Il nuovo contratto, ricordano Anief, è stato firmato da tutte le sigle che avevano approvato l’intesa a novembre, con la sola eccezione della Flc Cgil, che si era sfilata già nella fase precedente. L’accordo raggiunto, confermano dal sindacato, riguarda oltre un milione e 286 mila dipendenti tra personale della scuola, dell’università, degli enti di ricerca e delle istituzioni Afam – prevede aumenti retributivi medi mensili di 150 euro lordi per i docenti e di 110 euro per il personale ATA, calcolati su 13 mensilità: gli incrementi variano in base all’anzianità di servizio e al profilo professionale, con punte che raggiungono 185 euro per gli insegnanti e 217 euro per i Dsga più esperti.

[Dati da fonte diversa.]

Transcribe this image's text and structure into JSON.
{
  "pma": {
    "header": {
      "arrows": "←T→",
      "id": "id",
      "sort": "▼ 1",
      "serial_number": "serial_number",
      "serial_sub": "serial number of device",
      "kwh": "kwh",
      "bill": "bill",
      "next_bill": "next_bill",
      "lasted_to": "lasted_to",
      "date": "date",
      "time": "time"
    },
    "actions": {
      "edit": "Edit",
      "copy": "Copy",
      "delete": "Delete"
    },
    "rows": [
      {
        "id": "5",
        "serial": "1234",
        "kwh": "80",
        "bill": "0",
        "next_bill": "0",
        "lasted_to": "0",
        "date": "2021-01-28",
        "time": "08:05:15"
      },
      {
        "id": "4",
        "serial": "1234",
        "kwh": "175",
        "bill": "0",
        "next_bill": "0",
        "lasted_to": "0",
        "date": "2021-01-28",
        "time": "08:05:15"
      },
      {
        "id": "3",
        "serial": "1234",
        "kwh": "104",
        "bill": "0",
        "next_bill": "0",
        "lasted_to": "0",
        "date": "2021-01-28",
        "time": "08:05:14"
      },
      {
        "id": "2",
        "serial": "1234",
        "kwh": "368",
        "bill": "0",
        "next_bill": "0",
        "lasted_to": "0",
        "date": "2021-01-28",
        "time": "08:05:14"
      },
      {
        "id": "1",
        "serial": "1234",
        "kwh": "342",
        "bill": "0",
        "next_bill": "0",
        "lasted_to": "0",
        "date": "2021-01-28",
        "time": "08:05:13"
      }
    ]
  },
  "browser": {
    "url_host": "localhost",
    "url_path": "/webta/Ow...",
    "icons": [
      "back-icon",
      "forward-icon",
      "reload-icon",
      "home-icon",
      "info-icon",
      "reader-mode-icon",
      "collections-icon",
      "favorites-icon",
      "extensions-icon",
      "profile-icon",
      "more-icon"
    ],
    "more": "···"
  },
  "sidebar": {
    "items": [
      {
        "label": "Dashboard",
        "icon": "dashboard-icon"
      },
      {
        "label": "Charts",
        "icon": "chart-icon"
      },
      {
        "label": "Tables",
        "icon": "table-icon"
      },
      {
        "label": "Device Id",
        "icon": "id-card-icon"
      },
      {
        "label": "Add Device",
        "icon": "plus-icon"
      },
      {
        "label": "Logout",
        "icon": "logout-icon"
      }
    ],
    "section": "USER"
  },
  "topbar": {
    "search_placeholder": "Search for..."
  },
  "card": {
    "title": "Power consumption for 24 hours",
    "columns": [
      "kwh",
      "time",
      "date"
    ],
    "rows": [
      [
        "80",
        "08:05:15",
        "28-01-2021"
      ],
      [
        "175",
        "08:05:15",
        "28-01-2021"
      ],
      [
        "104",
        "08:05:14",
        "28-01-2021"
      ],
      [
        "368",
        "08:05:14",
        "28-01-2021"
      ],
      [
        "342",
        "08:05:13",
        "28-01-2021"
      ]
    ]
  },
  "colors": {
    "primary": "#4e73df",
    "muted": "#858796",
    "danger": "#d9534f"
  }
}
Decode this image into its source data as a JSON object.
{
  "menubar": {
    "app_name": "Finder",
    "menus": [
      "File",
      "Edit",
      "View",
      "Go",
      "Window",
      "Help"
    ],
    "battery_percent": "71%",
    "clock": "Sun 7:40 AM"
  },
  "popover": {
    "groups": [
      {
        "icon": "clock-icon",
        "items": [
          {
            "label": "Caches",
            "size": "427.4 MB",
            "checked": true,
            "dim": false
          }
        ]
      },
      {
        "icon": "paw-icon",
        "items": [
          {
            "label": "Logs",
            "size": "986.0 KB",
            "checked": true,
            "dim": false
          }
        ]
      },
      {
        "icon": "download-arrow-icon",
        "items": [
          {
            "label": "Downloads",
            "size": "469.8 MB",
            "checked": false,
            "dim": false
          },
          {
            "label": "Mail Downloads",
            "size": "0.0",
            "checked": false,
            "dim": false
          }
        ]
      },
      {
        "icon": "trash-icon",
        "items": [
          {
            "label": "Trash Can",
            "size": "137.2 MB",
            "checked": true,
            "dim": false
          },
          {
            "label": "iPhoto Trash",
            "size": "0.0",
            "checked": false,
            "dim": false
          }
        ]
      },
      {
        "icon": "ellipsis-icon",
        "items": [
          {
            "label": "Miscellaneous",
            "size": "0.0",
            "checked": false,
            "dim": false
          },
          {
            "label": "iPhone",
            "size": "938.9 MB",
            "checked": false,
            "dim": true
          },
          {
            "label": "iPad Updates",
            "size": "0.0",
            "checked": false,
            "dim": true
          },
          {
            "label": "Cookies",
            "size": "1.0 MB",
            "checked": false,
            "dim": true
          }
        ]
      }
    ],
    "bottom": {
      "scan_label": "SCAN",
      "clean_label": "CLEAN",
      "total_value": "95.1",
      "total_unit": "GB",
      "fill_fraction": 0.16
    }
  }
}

“Per il prossimo contratto”, continua Pacifico, “siamo disponibili a trattare, ma ci aspettiamo fin da subito il riconoscimento del buono pasto e con la prossima legge di bilancio, risorse aggiuntive dedicate al solo personale scolastico, che deve assolutamente recuperare il ritardo stipendiale rispetto alla media della pubblica amministrazione, a partire dalle Funzioni centrali, rispetto alle quali oggi esiste un gap di ben 10 mila euro annue, che fa pensare molto considerando che 25 anni fa guadagnavano in media addirittura 1.000 euro in meno”.

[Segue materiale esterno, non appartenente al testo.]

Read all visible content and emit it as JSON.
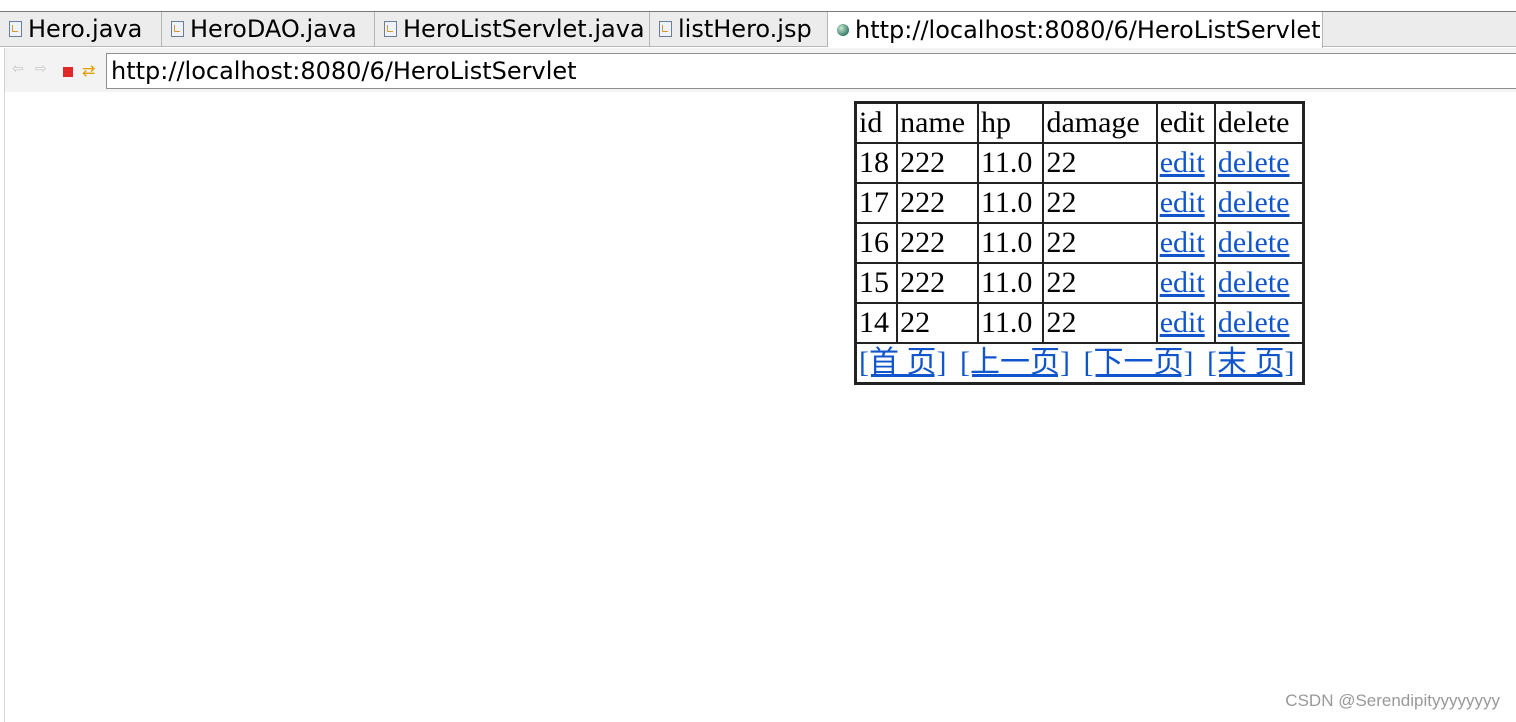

“Ma con il prossimo rinnovo triennale”, prosegue il leader dell’Anief, “vorremmo anche arrivare al riconoscimento del burnout, del riscatto agevolato della laurea, della parità di trattamento del personale precario rispetto a quello di ruolo, del ripristino del primo gradino stipendiale, delle immissioni in ruolo e dei trasferimenti su tutti i posti vacanti, della mobilità intercompartimentale e, non certo per ultimo, del doppio canale di reclutamento che permetterebbe l’immissione in ruolo di tantissimi precari oggi ancora al palo senza dimenticare la valorizzazione delle figure di sistema e degli ex Dsga”.

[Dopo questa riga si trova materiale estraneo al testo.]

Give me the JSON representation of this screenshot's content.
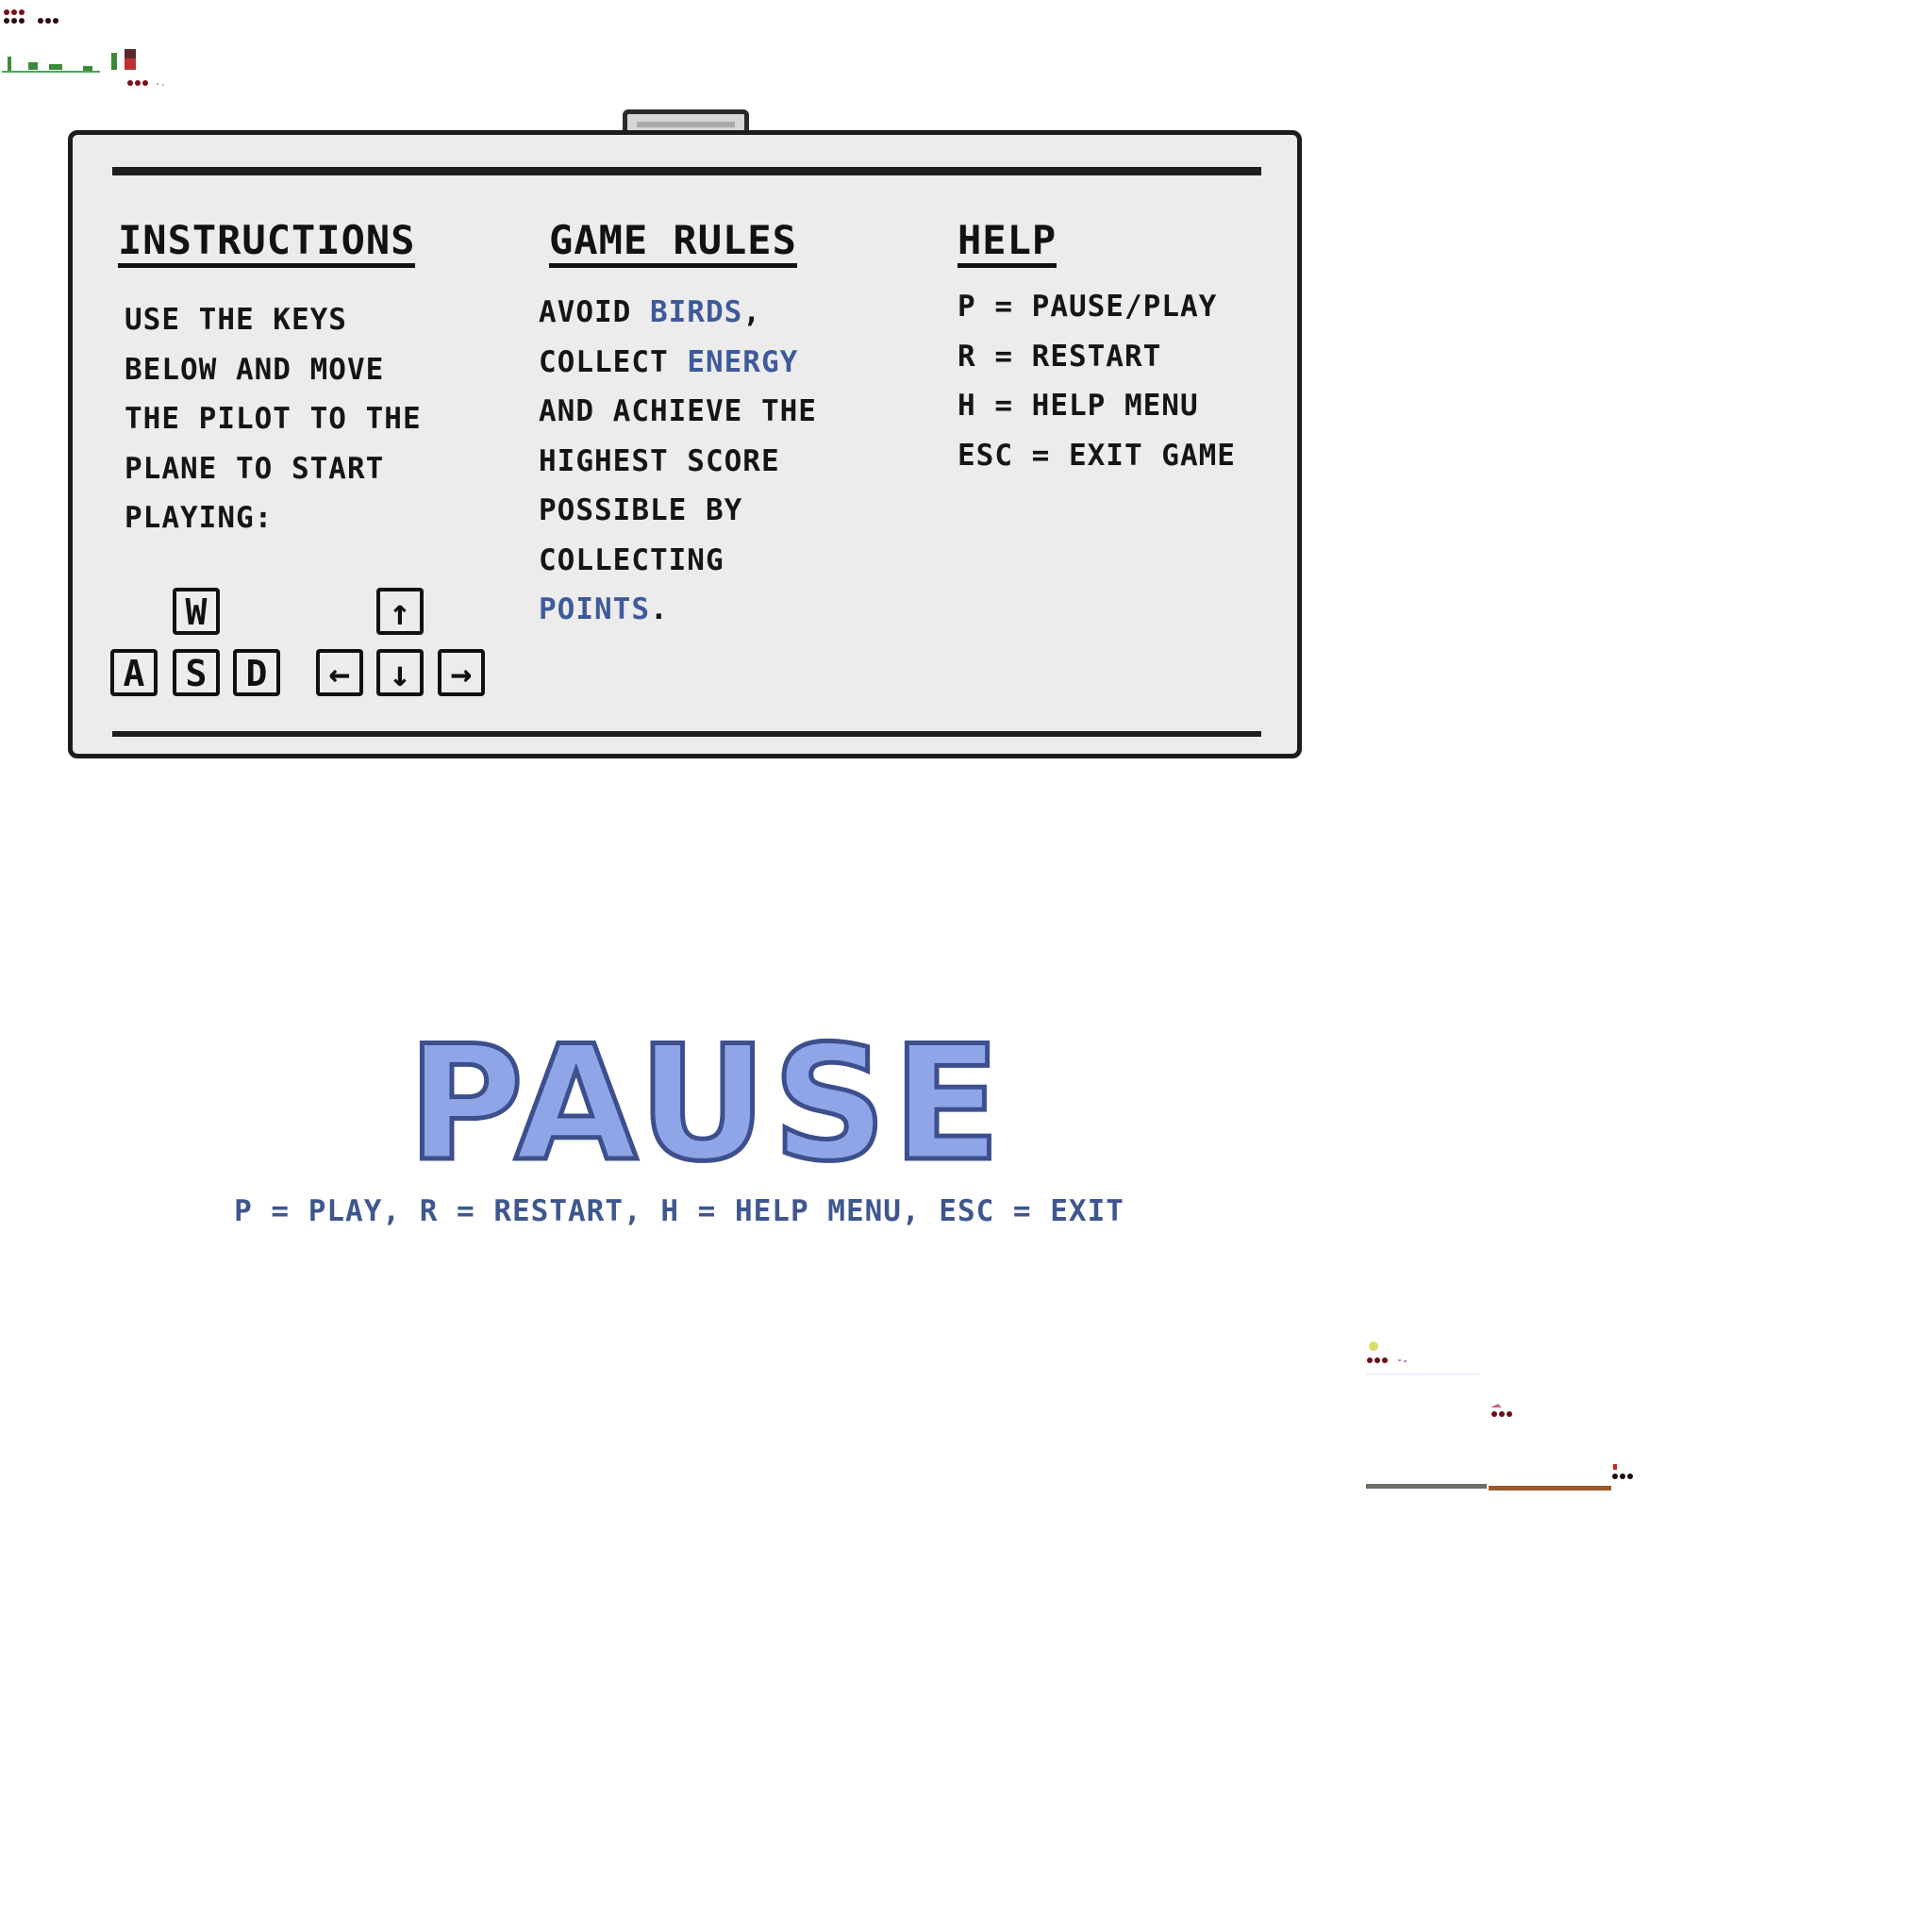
{
  "help_panel": {
    "instructions": {
      "title": "INSTRUCTIONS",
      "lines": [
        "USE THE KEYS",
        "BELOW AND MOVE",
        "THE PILOT TO THE",
        "PLANE TO START",
        "PLAYING:"
      ],
      "keys": {
        "w": "W",
        "a": "A",
        "s": "S",
        "d": "D",
        "up": "↑",
        "left": "←",
        "down": "↓",
        "right": "→"
      }
    },
    "game_rules": {
      "title": "GAME RULES",
      "line1_a": "AVOID ",
      "line1_b": "BIRDS",
      "line1_c": ",",
      "line2_a": "COLLECT ",
      "line2_b": "ENERGY",
      "line3": "AND ACHIEVE THE",
      "line4": "HIGHEST SCORE",
      "line5": "POSSIBLE BY",
      "line6": "COLLECTING",
      "line7_a": "POINTS",
      "line7_b": "."
    },
    "help": {
      "title": "HELP",
      "lines": [
        "P = PAUSE/PLAY",
        "R = RESTART",
        "H = HELP MENU",
        "ESC = EXIT GAME"
      ]
    }
  },
  "pause_screen": {
    "title": "PAUSE",
    "controls": "P = PLAY, R = RESTART, H = HELP MENU, ESC = EXIT"
  },
  "colors": {
    "panel_bg": "#ececec",
    "highlight": "#3e5a9a",
    "pause_fill": "#8ea6e8",
    "pause_outline": "#3d4f8c"
  }
}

Anief ricorda che per il Ccnl 2022-2024, il Ministero dell’Istruzione e del Merito ha stanziato 240 milioni di euro aggiuntivi per finanziare un bonus “una tantum” destinato a docenti e ATA: secondo i dati diffusi dall’Aran, gli arretrati spettanti al personale ammontano a 1.948 euro medi lordi per i docenti e 1.427 euro medi lordi per il personale amministrativo, tecnico e ausiliario, ai quali si aggiungono circa 585 euro per i docenti e 455 euro per gli ATA derivanti dall’anticipo di parte delle risorse del triennio successivo. Inoltre è notizia di queste ore che da gennaio potrebbe essere garantito la copertura della assicurazione sanitaria, welfare fortemente caldeggiato dal sindacato.